Dienstag, 4. März 2014
MÜNCHEN: MÄRZ, DOPPELTE PERSPEKTIVE
„manchmal
ist ich sehr schwer“, sagt märz, die hauptfigur in heinar kipphardts gleichnamigem
roman von 1978. alexander märz ist ein hochbegabter, schizophrener künstler,
dem intendant johan simons in der spielhalle der münchner kammerspiele jetzt
einen abend widmet. bettina pommer hat ihm dafür einen hohen, weissen,
klinischen raum gebaut; die zuschauer sitzen auf drei seiten, aufgereiht wie
studenten einer psychiatrie-vorlesung. im fokus steht dann aber keine
krankengeschichte, sondern eine grossartige liebesgeschichte zweier
aussergewöhnlicher menschen. unter den augen von dr. kofler (sylvana krapatsch
mit ausserordentlicher präsenz) turnen thomas schmauser als märz und sandra
hüller als seine ebenfalls kranke freundin hanna in diesem leeren raum herum.
sie reden über reiseträume und naturerlebnisse, über käseherstellung in den bündner
bergen und sex, wirr und herzlich. die beiden spielen den dialog zweimal in
folge, mit identischem text: im ersten durchgang ist märz der aufgedrehte,
chaotische und hanna die liebevolle, naive; im zweiten durchgang ist sie die
unruhige und er der ausgelaugte. dieser perspektivenwechsel ist eine
schauspielerische meisterleistung. er macht deutlich, wie subjektiv die grenzen
zwischen gesund und krank verlaufen, in der gesellschaft und beim einzelnen.
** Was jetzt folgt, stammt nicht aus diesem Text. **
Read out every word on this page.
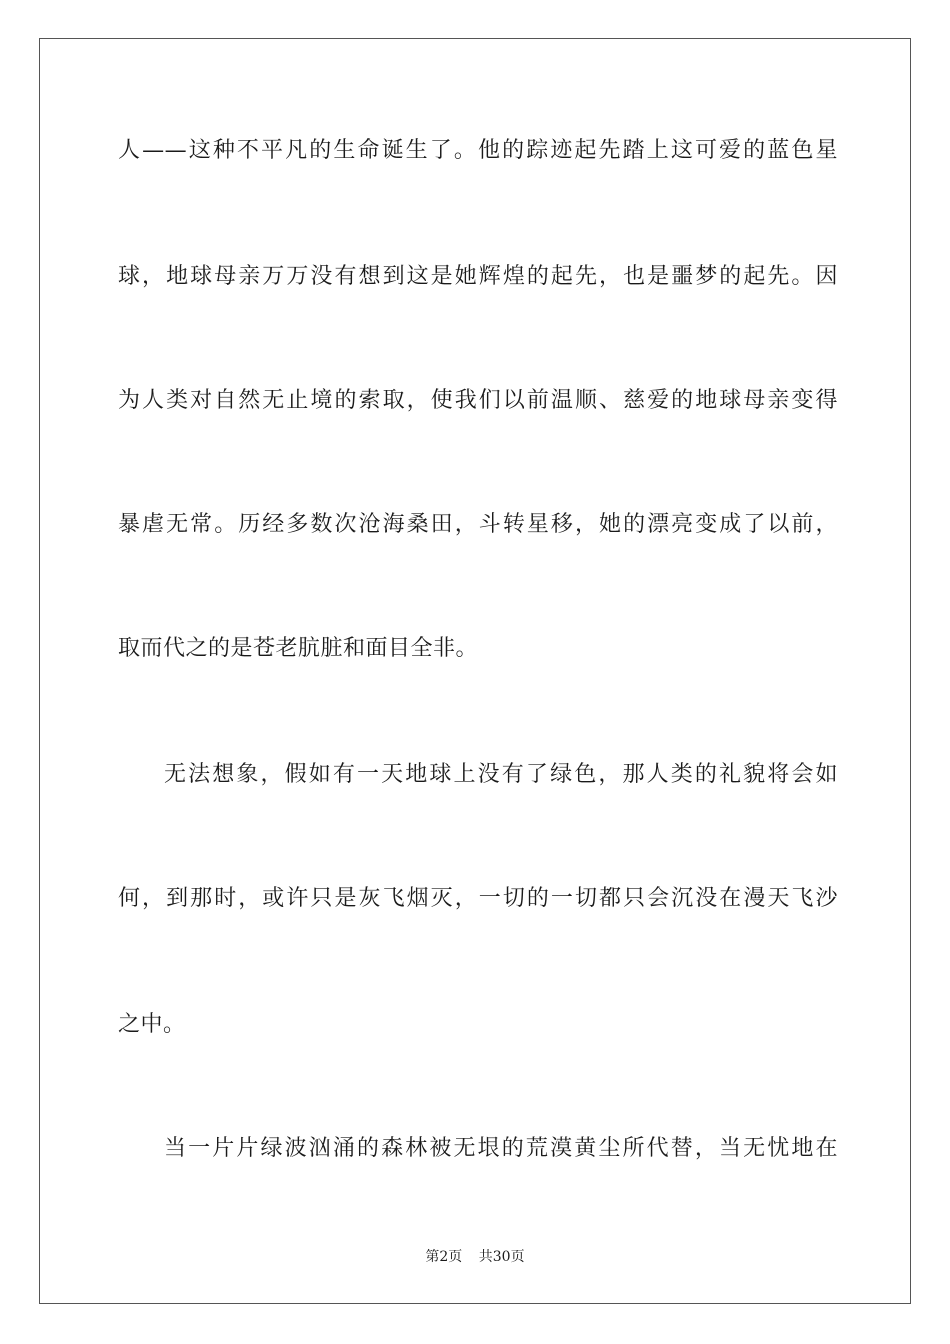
人——这种不平凡的生命诞生了。他的踪迹起先踏上这可爱的蓝色星
球，地球母亲万万没有想到这是她辉煌的起先，也是噩梦的起先。因
为人类对自然无止境的索取，使我们以前温顺、慈爱的地球母亲变得
暴虐无常。历经多数次沧海桑田，斗转星移，她的漂亮变成了以前，
取而代之的是苍老肮脏和面目全非。
无法想象，假如有一天地球上没有了绿色，那人类的礼貌将会如
何，到那时，或许只是灰飞烟灭，一切的一切都只会沉没在漫天飞沙
之中。
当一片片绿波汹涌的森林被无垠的荒漠黄尘所代替，当无忧地在
第2页 共30页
märz verbrennt sich als christus in der krone eines apfelbaums (erfährt man aus
dr. koflers akten). eine schwierige, eine traurige geschichte, die durchaus
auch ihre hellen seiten hat: manchmal ist ich auch sehr leicht.
Montag, 3. März 2014
MÜNCHEN: DER FALL M.
eine
frau steht, nur mit bh und slip bekleidet, im grossen, leeren, dunklen raum.
ihr ist kalt, denn sie hat die welt gegen sich. sie schreit ins leere und sie
schreit stumm in sich hinein. es sind die schreie der verzweiflung nach der
aufnahmeuntersuchung in der psychiatrischen klinik. die lehrerin elly maldaque
wurde 1930 in regensburg nach 17 jahren schuldienst fristlos entlassen, ohne
dass sie sich etwas hätte zu schulden kommen lassen, sie wurde in die anstalt
entsorgt, wo sie wenig später starb. diesen krassen fall von behörden-willkür
hat florian fischer, regie-schüler an der otto-falckenberg-schule, ausgewählt
für seine abschlussinszenierung, die er jetzt im werkraum der münchner
kammerspiele zeigt. unter dem titel „der fall m.“ gelingt ihm mit zwei schauspielerinnen und drei schauspielern eine bewegende collage, die subtil die perspektiven verbindet:
die öffentliche (zeitungen, landtagsprotokolle), die behördliche (akten) und die
persönliche (briefe und tagebuch von elly maldaque). dazu montiert er geschickt
motive von kafka (prozess) und horvath (glaube, liebe, hoffnung) und textfetzen
aus dem noch frischen bayerischen justizskandal um gustl mollath, einem
weiteren fall m. was textlich dicht und konsequent komponiert und fokussiert
ist, wird inszenatorisch überfrachtet mit filmzitaten, dröhnendem helikopterlärm,
musik und einstürzenden bühnenbauten. weniger wäre mehr. ein starker abend
bleibt´s so oder so.
Samstag, 1. März 2014
BRÜSSEL/MÜNCHEN: DIE BAYERISCHE BREZE
jetzt ist es passiert. jetzt hat die eu die bayerische breze offiziell geschützt. auch als brezn oder brezel. nach nur sechsjähriger prüfung. und natürlich wurden zwecks veröffentlichung im europäischen amtsblatt die allertalentiertesten wortartisten aus dem brüsseler amt für kulinarische prosa aufgeboten. das ergebnis lässt da keinen zweifel: "wertbestimmend für den genusswert ist der laugige geschmack in verbindung mit dem röschen, kurzen bruch der breze sowie die wattige, noch weiche beschaffenheit der krume beim verzehr." ein kümmerling, wer da nicht reinbeissen möchte. in die eu.